Ausgehend vom genannten Produktionsmix berechneten die Autoren die Klimabelastung des Solarstroms aus einer monokristallinen, auf einem Schweizer Schrägdach installierten PV-Anlage. Beim eingesetzten Modulwirkungsgrad von 15,1 % und einer Lebensdauer von 30 Jahren betragen die Treibhausgasemissionen 88 g CO2 eq/kWh. Vergleicht man diese Werte mit früheren Jahren, zeigt sich folgendes Bild: 2009 betrug der Marktanteil chinesischer Module gemäss einer Studie von PSI und ESU-Services hierzulande erst ein Drittel. Bei einem damals durchschnittlichen Modulwirkungsgrad von 14 % resultieren dabei Treibhausgasemissionen von 79 g CO2 eq/kWh (1).
Systemwirkungsgrad hat deutlich zugelegt
Die Studie macht deutlich, dass die Produktionsverlagerung nach Asien die Klimabilanz verschlechtert hat. Allerdings stellt sich die Frage, ob die Studie die technologische Entwicklung der letzten Jahre genügend berücksichtigt. Der eingesetzte Wirkungsgrad von 15,1 % entsprach im Jahr 2011 etwa dem Marktdurchschnitt monokristalliner Zellen. Die Entwicklung geht jedoch rasant weiter. Bis 2013 ist der durchschnittliche Wirkungsgrad monokristalliner Module gemäss der Fachzeitschrift Photon International (Ausgabe 2/2014) bereits bei rund 16 % angelangt, auf dem Markt sind Module mit Wirkungsgraden über 21 % erhältlich.

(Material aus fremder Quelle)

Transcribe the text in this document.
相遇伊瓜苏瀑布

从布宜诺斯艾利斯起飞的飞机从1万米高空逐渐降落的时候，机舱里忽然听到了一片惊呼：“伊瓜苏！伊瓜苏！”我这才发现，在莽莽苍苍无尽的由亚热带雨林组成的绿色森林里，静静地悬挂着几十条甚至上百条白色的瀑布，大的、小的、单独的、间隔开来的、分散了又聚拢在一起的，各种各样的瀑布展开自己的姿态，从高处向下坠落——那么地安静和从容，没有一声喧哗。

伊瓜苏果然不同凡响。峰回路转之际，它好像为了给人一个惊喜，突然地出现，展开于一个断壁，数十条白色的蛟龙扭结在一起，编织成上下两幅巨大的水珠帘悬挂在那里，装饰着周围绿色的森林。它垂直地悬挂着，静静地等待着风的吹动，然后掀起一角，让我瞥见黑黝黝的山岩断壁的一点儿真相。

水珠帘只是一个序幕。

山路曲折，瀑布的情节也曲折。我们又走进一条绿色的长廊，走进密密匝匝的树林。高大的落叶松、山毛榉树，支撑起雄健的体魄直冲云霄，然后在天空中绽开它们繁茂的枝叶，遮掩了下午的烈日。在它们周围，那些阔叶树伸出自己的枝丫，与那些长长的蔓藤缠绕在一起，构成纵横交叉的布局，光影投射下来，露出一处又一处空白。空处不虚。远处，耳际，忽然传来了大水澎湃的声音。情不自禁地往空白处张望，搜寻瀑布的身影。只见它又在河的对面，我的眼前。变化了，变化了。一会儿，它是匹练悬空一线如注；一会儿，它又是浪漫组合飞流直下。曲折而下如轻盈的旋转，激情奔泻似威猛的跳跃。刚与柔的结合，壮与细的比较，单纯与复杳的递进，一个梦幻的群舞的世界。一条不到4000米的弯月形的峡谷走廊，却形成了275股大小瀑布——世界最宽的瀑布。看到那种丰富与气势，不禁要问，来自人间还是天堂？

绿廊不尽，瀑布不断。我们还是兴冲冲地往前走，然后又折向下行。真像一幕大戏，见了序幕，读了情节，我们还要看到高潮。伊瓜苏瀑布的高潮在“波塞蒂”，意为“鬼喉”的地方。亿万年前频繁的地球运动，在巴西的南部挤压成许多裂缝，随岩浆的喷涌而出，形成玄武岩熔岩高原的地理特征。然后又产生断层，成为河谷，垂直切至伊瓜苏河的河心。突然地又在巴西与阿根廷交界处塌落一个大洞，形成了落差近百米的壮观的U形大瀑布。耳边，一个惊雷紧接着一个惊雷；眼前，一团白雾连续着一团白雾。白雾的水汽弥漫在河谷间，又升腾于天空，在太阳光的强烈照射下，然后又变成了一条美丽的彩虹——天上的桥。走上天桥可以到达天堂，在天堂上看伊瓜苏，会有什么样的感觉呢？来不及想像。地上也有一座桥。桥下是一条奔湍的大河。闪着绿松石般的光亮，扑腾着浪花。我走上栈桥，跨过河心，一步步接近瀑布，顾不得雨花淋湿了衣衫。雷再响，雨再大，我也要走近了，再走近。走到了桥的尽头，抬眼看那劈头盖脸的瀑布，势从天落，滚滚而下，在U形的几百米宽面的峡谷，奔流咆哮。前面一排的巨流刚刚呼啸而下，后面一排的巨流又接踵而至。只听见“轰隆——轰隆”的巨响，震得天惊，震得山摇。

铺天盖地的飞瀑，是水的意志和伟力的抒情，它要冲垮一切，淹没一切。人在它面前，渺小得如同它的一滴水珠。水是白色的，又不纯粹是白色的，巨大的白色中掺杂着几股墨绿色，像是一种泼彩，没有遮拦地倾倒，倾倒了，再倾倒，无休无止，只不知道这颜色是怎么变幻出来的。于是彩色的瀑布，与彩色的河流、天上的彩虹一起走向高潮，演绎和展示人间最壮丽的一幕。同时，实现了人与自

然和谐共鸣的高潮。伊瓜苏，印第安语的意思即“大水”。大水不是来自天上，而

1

Nebst dem Modulwirkungsgrad hat auch die so genannte Performance Ratio einen grossen Einfluss auf die Effizienz einer PV-Anlage. Dieser Wert bezeichnet, wie viel des in den Modulen produzierten Stroms tatsächlich am Ort der Nutzung ankommt. Entscheidend sind hierbei vor allem die Verluste bei der Umwandlung des Gleichstroms in Wechselstrom. Die genannten Studien gehen alle von einer Performance Ratio von 75 % und einem Stromertrag pro installierte Leistung von 922 kWh/kWp aus. Dieser Wert entspricht etwa dem durchschnittlichen Ertrag der Schweizer Bestandsanlagen, der gemäss Markterhebung Sonnenenergie von Swissolar im Jahr 2012 bei 975 kWh/kWp und 2013 bei 913 kWh/kWp lag. Darin enthalten sind jedoch auch über 20-jährige Anlagen. Seither ist die Performance Ratio jedoch deutlich gestiegen – unter anderem durch technologische Fortschritte bei den Wechselrichtern. Ein modernes PV-System weist heute einen Systemwirkungsgrad von 85 % auf, im Schweizer Mittelland mit einer Solareinstrahlung von 1100 W/m2a beträgt der jährliche Ertrag pro kWp also 935 kWh/kWp, in Bergregionen mit einer jährlichen Einstrahlung von 1500 W/m2a bis zu 1300 kWh/kWp. Würden diese Zahlen eingesetzt, läge die Klimabelastung des Schweizer Solarstroms aus optimal ausgerichtet, und in den Bergen montierten Anlagen also deutlich tiefer, als in der Treeze-Studie berechnet.
Faktor Einstrahlung
Wie diese Zahlen bereits andeuten, ist der Standort einer Solaranlage mitentscheidend für die Klimabilanz des Solarstroms. Deshalb fällt die Ökobilanz des Solarstroms in südlichen Ländern deutlich besser aus als für eine Schweizer Durchschnittsanlage: Eine 2013 erschienene Studie aus den USA bezifferte den CO2-Fussabdruck von Solarstrom aus Süditalien mit einer jährlichen Solarstrahlung von 1700 W/m2: Selbst bei einem eher tief angesetzten Wirkungsgrad von 14 %, einer Performance Ratio von 75 % und rein chinesischen Modulen liegen die Treibhausgasemissionen bei 72 CO2 eq/kWh – deutlich tiefer als in der Schweiz.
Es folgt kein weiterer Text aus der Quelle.